Two electrons each are fixed at a distance '2d'. A third charge proton placed at the midpoint is displaced slightly by a distance x (x << d) perpendicular to the line joining the two fixed charges. Proton will execute simple harmonic motion having angular frequency : (m = mass of charged particle)
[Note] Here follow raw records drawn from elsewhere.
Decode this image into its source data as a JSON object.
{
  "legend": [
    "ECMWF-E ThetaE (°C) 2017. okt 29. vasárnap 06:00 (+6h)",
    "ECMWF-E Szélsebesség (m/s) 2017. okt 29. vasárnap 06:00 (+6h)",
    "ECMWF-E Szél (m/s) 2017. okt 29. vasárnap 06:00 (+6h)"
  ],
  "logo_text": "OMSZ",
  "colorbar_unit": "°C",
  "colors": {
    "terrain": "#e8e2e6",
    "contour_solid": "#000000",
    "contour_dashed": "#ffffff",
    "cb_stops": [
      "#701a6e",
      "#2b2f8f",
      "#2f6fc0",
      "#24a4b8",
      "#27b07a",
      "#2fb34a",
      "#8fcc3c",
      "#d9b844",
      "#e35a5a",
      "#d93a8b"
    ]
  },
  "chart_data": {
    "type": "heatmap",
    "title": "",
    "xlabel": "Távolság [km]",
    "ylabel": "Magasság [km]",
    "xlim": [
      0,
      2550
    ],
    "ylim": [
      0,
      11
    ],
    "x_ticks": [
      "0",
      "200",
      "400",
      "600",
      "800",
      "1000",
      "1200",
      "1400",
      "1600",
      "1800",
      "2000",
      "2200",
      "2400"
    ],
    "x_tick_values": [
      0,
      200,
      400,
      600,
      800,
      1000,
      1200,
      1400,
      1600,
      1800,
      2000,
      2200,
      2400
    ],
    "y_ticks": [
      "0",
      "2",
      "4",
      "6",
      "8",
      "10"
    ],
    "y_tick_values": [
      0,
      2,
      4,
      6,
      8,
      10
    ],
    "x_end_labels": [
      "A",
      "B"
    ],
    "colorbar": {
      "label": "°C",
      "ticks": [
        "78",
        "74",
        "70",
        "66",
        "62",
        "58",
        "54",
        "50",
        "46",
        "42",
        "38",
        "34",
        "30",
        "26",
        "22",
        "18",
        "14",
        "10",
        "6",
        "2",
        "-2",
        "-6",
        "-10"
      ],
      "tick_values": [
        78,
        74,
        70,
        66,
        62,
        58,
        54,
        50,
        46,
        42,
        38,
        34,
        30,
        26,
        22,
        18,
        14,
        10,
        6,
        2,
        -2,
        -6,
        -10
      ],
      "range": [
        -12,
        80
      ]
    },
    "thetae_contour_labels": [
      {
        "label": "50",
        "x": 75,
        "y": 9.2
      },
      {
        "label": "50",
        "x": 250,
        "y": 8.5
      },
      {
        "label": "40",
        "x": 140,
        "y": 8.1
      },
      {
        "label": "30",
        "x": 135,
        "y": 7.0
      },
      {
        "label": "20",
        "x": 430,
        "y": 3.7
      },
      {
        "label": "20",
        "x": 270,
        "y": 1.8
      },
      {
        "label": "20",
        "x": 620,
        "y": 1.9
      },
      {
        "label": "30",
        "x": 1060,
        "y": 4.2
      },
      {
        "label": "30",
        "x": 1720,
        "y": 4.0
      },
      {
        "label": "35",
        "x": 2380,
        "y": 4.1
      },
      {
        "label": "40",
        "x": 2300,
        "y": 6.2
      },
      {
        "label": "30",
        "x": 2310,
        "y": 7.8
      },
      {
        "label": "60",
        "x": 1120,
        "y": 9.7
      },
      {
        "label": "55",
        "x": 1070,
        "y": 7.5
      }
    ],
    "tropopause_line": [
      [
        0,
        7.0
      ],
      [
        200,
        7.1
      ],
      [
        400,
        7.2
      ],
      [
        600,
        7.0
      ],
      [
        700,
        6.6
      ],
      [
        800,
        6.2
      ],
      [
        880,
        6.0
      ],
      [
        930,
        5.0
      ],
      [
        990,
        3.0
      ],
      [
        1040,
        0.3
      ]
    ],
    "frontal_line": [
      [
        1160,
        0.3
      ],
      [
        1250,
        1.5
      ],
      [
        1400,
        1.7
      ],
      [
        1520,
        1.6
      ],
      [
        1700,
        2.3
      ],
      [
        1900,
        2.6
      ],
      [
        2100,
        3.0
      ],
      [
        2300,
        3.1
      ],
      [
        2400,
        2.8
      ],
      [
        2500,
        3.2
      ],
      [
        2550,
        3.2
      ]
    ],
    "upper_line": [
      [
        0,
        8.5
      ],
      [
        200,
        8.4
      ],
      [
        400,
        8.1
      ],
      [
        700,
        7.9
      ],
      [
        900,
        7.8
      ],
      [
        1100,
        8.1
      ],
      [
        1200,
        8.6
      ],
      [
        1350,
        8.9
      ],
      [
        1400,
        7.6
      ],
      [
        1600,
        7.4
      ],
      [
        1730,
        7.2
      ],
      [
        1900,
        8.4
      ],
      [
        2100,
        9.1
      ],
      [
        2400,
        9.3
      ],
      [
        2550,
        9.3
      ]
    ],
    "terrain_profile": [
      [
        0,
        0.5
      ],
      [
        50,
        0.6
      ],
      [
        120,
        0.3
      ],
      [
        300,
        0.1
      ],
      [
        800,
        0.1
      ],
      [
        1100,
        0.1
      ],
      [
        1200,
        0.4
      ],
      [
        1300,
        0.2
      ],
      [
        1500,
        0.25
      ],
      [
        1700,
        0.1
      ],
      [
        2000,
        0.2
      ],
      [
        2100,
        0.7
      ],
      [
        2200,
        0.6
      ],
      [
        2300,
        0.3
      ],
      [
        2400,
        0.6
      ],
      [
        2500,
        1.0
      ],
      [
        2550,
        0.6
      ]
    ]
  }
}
• A. $\left( \frac{q^2}{2\pi \varepsilon_0 md^3} \right)^{\frac{1}{2}}$
• B. $\left( \frac{2q^2}{\pi \varepsilon_0 md^3} \right)^{\frac{1}{2}}$
• C. $\left( \frac{\pi \varepsilon_0 md^3}{2q^2} \right)^{\frac{1}{2}}$
• D. $\left( \frac{2\pi \varepsilon_0 md^3}{q^2} \right)^{\frac{1}{2}}$

Hint:

For small displacements $x \ll d$, the binomial approximation or simply ignoring $x^2$ in $(d^2+x^2)$ terms is the key to proving SHM.

Answer 1

The Correct Option is A

Step 1: Restoring force $F = 2 F_e \cos\theta \approx 2 (\frac{1}{4\pi\epsilon_0} \frac{q^2}{d^2}) (\frac{x}{d})$.
Step 2: $F = \frac{q^2}{2\pi\epsilon_0 d^3} x$.
Step 3: In SHM, $F = m \omega^2 x$.
Step 4: $\omega^2 = \frac{q^2}{2\pi\epsilon_0 md^3} \Rightarrow \omega = \sqrt{\frac{q^2}{2\pi\epsilon_0 md^3}}$.